Unpalatable border home truths and progress that annoy Beijing-baiters
(From left) Li Keqiang, Manmohan Singh and Shivshankar Menon
Washington, April 28: Resolute in a weekend decision to prioritise the totality of Sino-Indian relations instead of overreacting to shifting control of tracts of wasteland in Ladakh, the political leadership in New Delhi has taken charge of resolving the latest land dispute with Beijing.
The Prime Minister’s description of the new Chinese encampments in disputed areas of Daulat Beg Oldi as a “localised problem” was the highlight on the issue on Saturday. More significant, in fact, has been a moderated change in defence minister A.K. Antony’s position since the incursions in Burthe came to light a week ago.
Antony took a hard line on Monday when he told reporters outside Parliament that “we are taking every action to protect our interest… we will take every step to protect our interest”. His firmness was in line with the public mood when full facts about the Ladakh situation were not known.
Two days later, Antony said in Bangalore that the government would take all measures to protect the territorial integrity of the country. The implication was that India would reclaim what it considered to be its territory from Chinese occupation by whatever means necessary.
The defence minister was briefed on Thursday by Gen. Bikram Singh after the army chief visited Jammu and Kashmir and reviewed the situation first hand with Northern Army commander Lt Gen. K.T. Parnaik.
A significant mellowing was evident in Antony’s attitude the following day when he told reporters, again outside Parliament, that “negotiations and consultations are going on at various levels to find out a peaceful solution to the Chinese incursion issue”.
A day earlier, external affairs minister Salman Khurshid had urged that the developments in Ladakh “should not spill over into a larger spectrum”. Most significant of all was Khurshid’s iteration that he would go to Beijing as scheduled on May 9. He said: “We have our normal contacts.

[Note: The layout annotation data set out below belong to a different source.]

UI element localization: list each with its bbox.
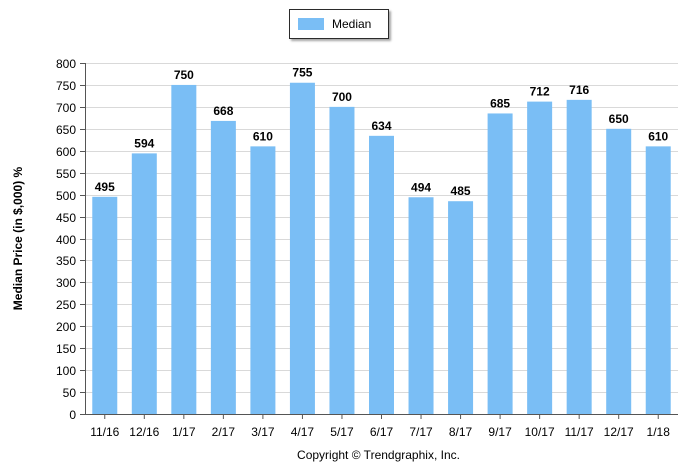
data-label: 650 [609, 112, 629, 126]
y-tick-label: 750 [56, 79, 76, 93]
legend: Median [289, 9, 389, 39]
bar [210, 120, 236, 414]
y-tick-label: 400 [56, 233, 76, 247]
y-axis-title: Median Price (in $,000) % [11, 166, 25, 310]
y-tick-label: 150 [56, 342, 76, 356]
y-tick-label: 350 [56, 254, 76, 268]
y-tick-label: 50 [63, 386, 77, 400]
x-tick-label: 9/17 [488, 425, 512, 439]
y-tick-label: 200 [56, 320, 76, 334]
data-label: 634 [371, 119, 391, 133]
data-label: 494 [411, 180, 431, 194]
bar [408, 197, 434, 414]
bar [606, 128, 632, 414]
data-label: 495 [95, 180, 115, 194]
x-tick-label: 11/16 [90, 425, 119, 439]
x-tick-label: 11/17 [565, 425, 594, 439]
bar [250, 146, 276, 415]
bar [131, 153, 157, 414]
y-tick-label: 450 [56, 211, 76, 225]
bar [369, 135, 394, 414]
bar [329, 106, 355, 414]
x-tick-label: 3/17 [251, 425, 275, 439]
data-label: 485 [451, 184, 471, 198]
data-label: 700 [332, 90, 352, 104]
y-tick-label: 300 [56, 276, 76, 290]
bar [645, 146, 671, 415]
data-label: 716 [569, 83, 589, 97]
y-tick-label: 100 [56, 364, 76, 378]
x-tick-label: 12/17 [604, 425, 634, 439]
data-label: 610 [648, 129, 668, 143]
y-tick-label: 550 [56, 167, 76, 181]
y-tick-label: 800 [56, 57, 76, 71]
x-tick-label: 2/17 [212, 425, 236, 439]
x-tick-label: 4/17 [291, 425, 315, 439]
x-tick-label: 10/17 [525, 425, 555, 439]
y-tick-label: 0 [69, 408, 76, 422]
x-tick-label: 12/16 [129, 425, 159, 439]
data-label: 750 [174, 68, 194, 82]
y-tick-label: 700 [56, 101, 76, 115]
x-tick-label: 8/17 [449, 425, 473, 439]
x-tick-label: 1/17 [172, 425, 196, 439]
data-label: 610 [253, 129, 273, 143]
data-label: 685 [490, 96, 510, 110]
data-label: 712 [530, 85, 550, 99]
bar [448, 201, 474, 414]
x-tick-label: 1/18 [647, 425, 671, 439]
y-tick-label: 600 [56, 145, 76, 159]
bar [92, 196, 118, 414]
x-tick-label: 5/17 [330, 425, 354, 439]
legend-label: Median [332, 17, 372, 31]
copyright-text: Copyright © Trendgraphix, Inc. [297, 448, 460, 462]
data-label: 755 [292, 66, 312, 80]
x-tick-label: 7/17 [409, 425, 433, 439]
y-tick-label: 500 [56, 189, 76, 203]
bar [527, 101, 553, 415]
data-label: 594 [134, 136, 154, 150]
y-tick-label: 250 [56, 298, 76, 312]
data-label: 668 [213, 104, 233, 118]
bar [566, 99, 592, 414]
bar [171, 84, 197, 414]
legend-swatch [298, 18, 324, 30]
x-tick-label: 6/17 [370, 425, 394, 439]
y-tick-label: 650 [56, 123, 76, 137]
bar [487, 113, 513, 415]
bar [289, 82, 315, 415]
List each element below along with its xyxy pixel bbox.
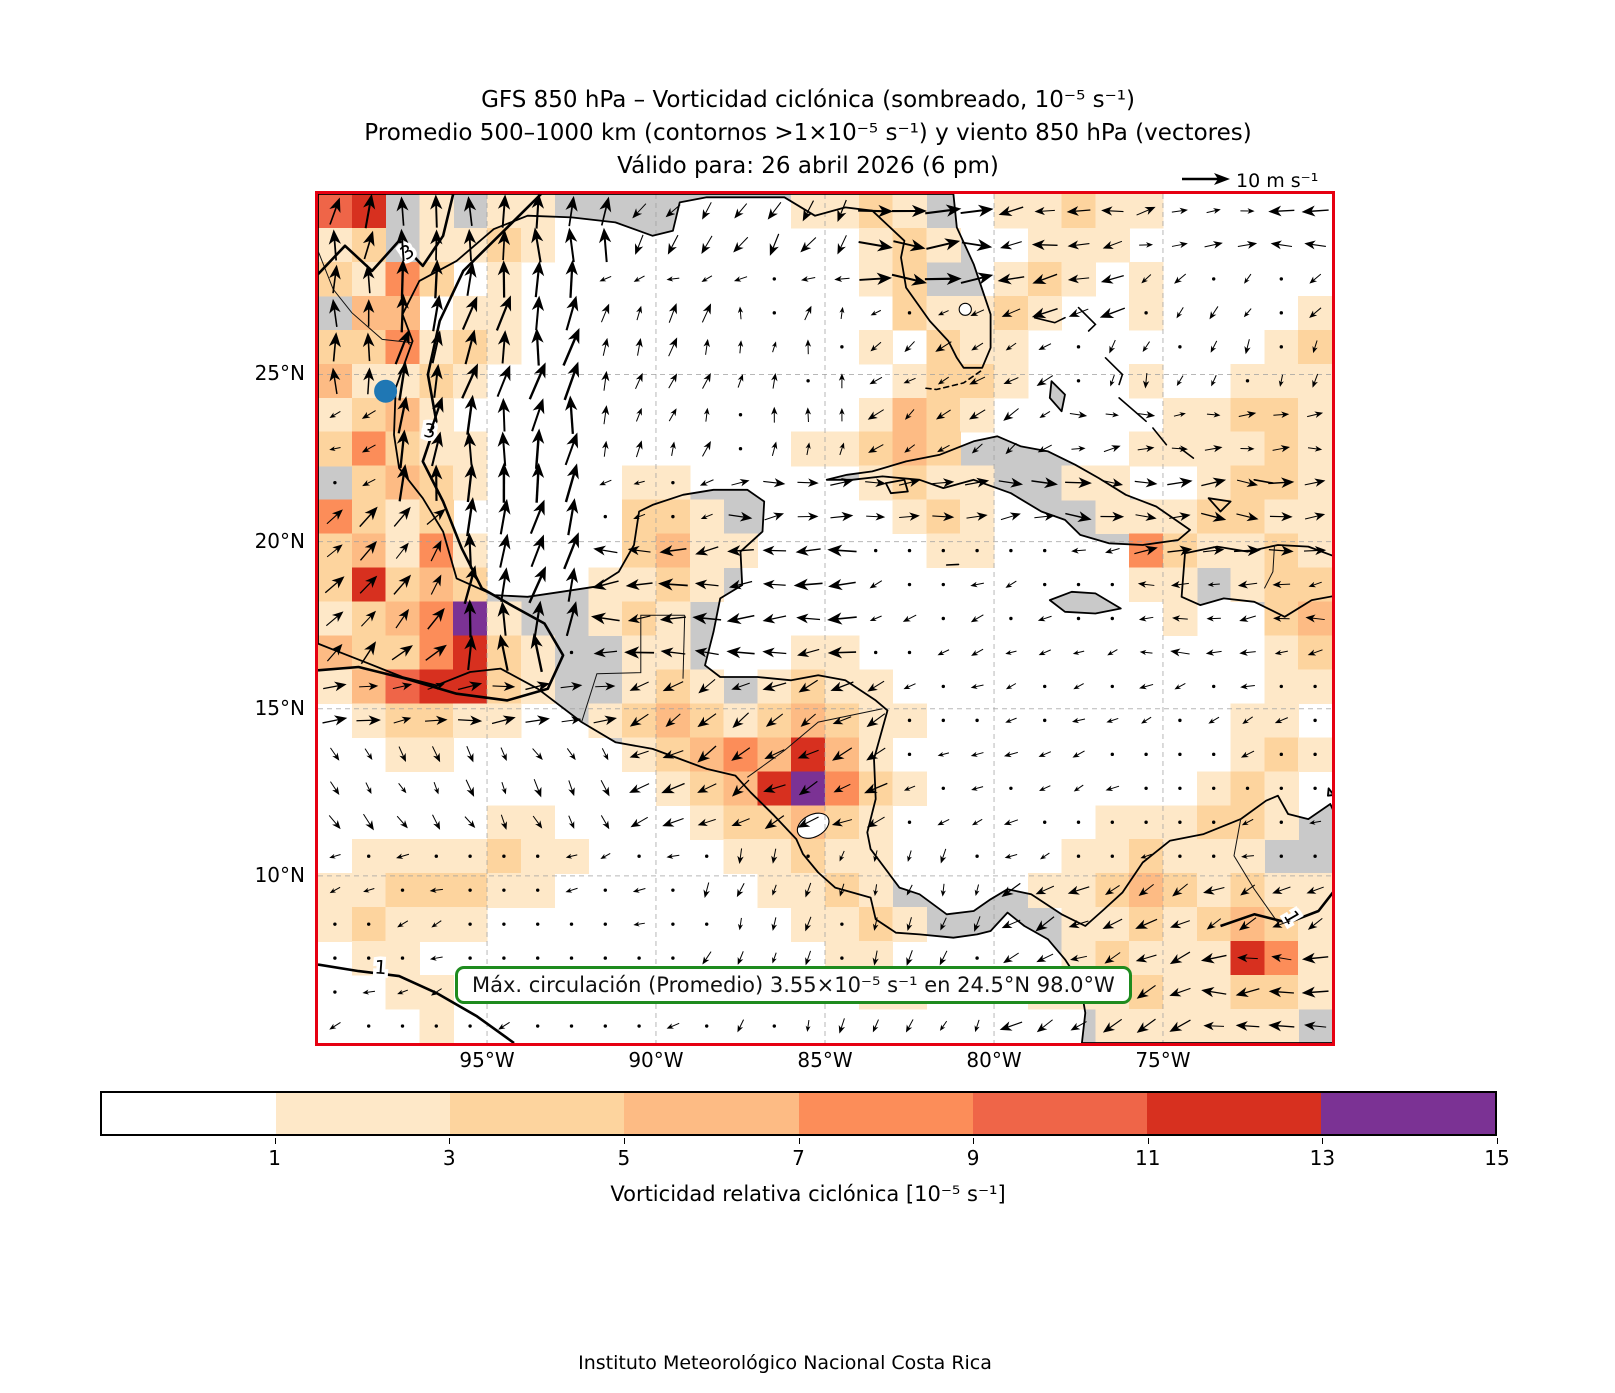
figure-title: GFS 850 hPa – Vorticidad ciclónica (somb…	[8, 84, 1608, 183]
colorbar-tick-label-2: 5	[617, 1146, 631, 1170]
colorbar	[100, 1091, 1497, 1136]
quiver-key: 10 m s⁻¹	[1182, 170, 1318, 192]
colorbar-segment-1	[276, 1093, 451, 1134]
wind-vectors-layer	[322, 193, 1329, 1034]
gridlines-layer	[318, 194, 1332, 1043]
contour-label: 1	[374, 956, 388, 979]
colorbar-segment-7	[1320, 1093, 1495, 1134]
x-tick-label-2: 85°W	[797, 1048, 853, 1072]
footer-credit: Instituto Meteorológico Nacional Costa R…	[578, 1352, 992, 1374]
max-circulation-marker	[374, 379, 398, 403]
quiver-key-label: 10 m s⁻¹	[1236, 170, 1319, 192]
colorbar-tickmark-1	[449, 1138, 451, 1144]
colorbar-segment-2	[450, 1093, 625, 1134]
borders-layer	[317, 250, 1279, 923]
colorbar-tickmark-7	[1497, 1138, 1498, 1144]
colorbar-tick-label-5: 11	[1135, 1146, 1161, 1170]
colorbar-tick-label-1: 3	[442, 1146, 456, 1170]
colorbar-tick-label-7: 15	[1484, 1146, 1510, 1170]
x-tick-label-1: 90°W	[628, 1048, 684, 1072]
marker-layer	[374, 379, 398, 403]
quiver-key-arrow-icon	[1182, 170, 1230, 192]
y-tick-label-2: 15°N	[254, 695, 305, 720]
max-circulation-annotation: Máx. circulación (Promedio) 3.55×10⁻⁵ s⁻…	[455, 966, 1132, 1004]
title-line-1: GFS 850 hPa – Vorticidad ciclónica (somb…	[481, 87, 1135, 113]
colorbar-label: Vorticidad relativa ciclónica [10⁻⁵ s⁻¹]	[610, 1182, 1006, 1206]
vorticity-cells-layer	[318, 194, 1333, 1044]
colorbar-tick-label-0: 1	[268, 1146, 281, 1170]
x-tick-label-3: 80°W	[966, 1048, 1022, 1072]
colorbar-segment-4	[798, 1093, 973, 1134]
x-tick-label-4: 75°W	[1135, 1048, 1191, 1072]
colorbar-tickmark-6	[1322, 1138, 1324, 1144]
colorbar-tickmark-5	[1147, 1138, 1149, 1144]
colorbar-segment-0	[102, 1093, 277, 1134]
colorbar-tick-label-3: 7	[792, 1146, 805, 1170]
colorbar-tickmark-4	[973, 1138, 975, 1144]
x-tick-label-0: 95°W	[459, 1048, 515, 1072]
colorbar-tickmark-3	[798, 1138, 800, 1144]
y-tick-label-0: 25°N	[254, 361, 305, 386]
y-tick-label-1: 20°N	[254, 528, 305, 553]
colorbar-segment-6	[1146, 1093, 1321, 1134]
title-line-3: Válido para: 26 abril 2026 (6 pm)	[617, 153, 999, 179]
colorbar-tickmark-0	[274, 1138, 276, 1144]
colorbar-tick-label-4: 9	[966, 1146, 980, 1170]
colorbar-tickmark-2	[623, 1138, 625, 1144]
y-tick-label-3: 10°N	[254, 862, 305, 887]
title-line-2: Promedio 500–1000 km (contornos >1×10⁻⁵ …	[364, 120, 1252, 146]
colorbar-segment-3	[624, 1093, 799, 1134]
colorbar-tick-label-6: 13	[1309, 1146, 1336, 1170]
colorbar-segment-5	[972, 1093, 1147, 1134]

Things can be resolved long before I get to China.”
Behind such a reassuring change from Monday, when there was talk of a “1962-like situation” between New Delhi and Beijing, and Saturday, when hopes were raised of status quo ante, is the remarkable story of how a government — even one as besieged as the UPA — managed to salvage what is potentially its biggest diplomatic success this year, perhaps of its entire second five-year tenure.
When China’s new Prime Minister Li Keqiang decided that he would make New Delhi his very first destination for a foreign trip next month, Beijing was sending a clear message to New Delhi. It was not lost on South Block because according to protocol, it is now Manmohan Singh’s turn to visit China.
So India told China that Singh would visit Beijing in June and fulfil the demands of protocol. But Li’s office insisted that, no, the Prime Minister, who has now been in office for only six weeks, wanted to personally underline the importance he was giving to India.